The past 18 months have seen unprecedented public unrest over proposed new laws and policies for the Internet that would both undermine its functioning as an open, neutral communications medium, and threaten the human rights of its users. At the national level instruments such as the United States’ SOPA and PIPA, and India’s Internet Intermediary Guidelines, are seen as uninformed and/or unduly influenced by industry lobbyists protecting outdated business models. At the global level, agreements such as the secretively-negotiated ACTA, Trans-Pacific Partnership and International Telecommunications Regulations (ITRs), are rightly seen as democratically deficient and therefore illegitimate in light of norms of multi-stakeholder participation to which governments pay lip service.

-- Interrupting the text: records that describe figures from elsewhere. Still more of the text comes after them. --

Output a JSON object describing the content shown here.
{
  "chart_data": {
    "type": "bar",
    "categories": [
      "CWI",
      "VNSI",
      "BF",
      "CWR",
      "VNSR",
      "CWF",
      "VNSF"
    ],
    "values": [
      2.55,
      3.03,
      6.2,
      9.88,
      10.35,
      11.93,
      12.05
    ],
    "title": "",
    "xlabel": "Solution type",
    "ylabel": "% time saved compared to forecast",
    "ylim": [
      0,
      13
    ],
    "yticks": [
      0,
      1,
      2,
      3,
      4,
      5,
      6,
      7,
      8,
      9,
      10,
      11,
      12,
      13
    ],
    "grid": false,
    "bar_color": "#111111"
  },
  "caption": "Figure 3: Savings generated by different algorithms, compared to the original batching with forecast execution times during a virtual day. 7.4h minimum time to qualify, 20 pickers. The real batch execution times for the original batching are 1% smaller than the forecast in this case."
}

At the same time, civil society has also recently been at the nexus of a flourishing of interest in a positive agenda for Internet governance, such as the development of broad statements of shared principles (including the Declaration of Internet Freedom), ad hocnetworks for engagement on current policy processes (such as the ITU’s World Conference on International Telecommunications (WCIT) at which the ITRs are being renegotiated), and new institutional innovations that could channel public interest inputs into policy development processes either in a reactive (eg. the Internet Defence League) or a proactive (eg. the Enhanced Cooperation Task Force) fashion.
Some of these civil society initiatives are so new that those leading them have not yet had time to adequately allow for the input of other NGOs who may have a long background working on ICT issues in their own countries, with important perspectives to contribute. In fact there is much scope for all of the NGOs working on Internet governance issues, from North and South alike, to gain valuable practical knowledge from each other. In advance of the upcoming meetings of the Internet Governance Forum (IGF) and the ITU’s WCIT, we have an important opportunity to share such knowledge, to deliberate on issues of difference, and to produce tangible outputs to further objectives that we share.
We therefore propose an inclusive gathering of key civil society organisations from across the world, at which they would have the opportunity to highlight their various initiatives, and foster mutual learning and broader engagement. The gathering is to be called “Best Bits” because it does not aim to present a single solution for ratification by the assembled groups, but rather to offer an open space where each group can present and advocate for the initiatives that they believe offer the best positive agenda for advancing broadly shared civil society interests in Internet governance.
Katitza Rodriguez, EFF International Rights Director, will be facilitating the last session on "Making an inclusive civil society network on IG issues sustainable". Existing civil society+ networks are: – Internet Defence League, Internet Governance Caucus, Global Network Initiative, CSISAC, OpenMedia network, Internet Progress Administration, Internet Rights and Principle coalition, APC, among others.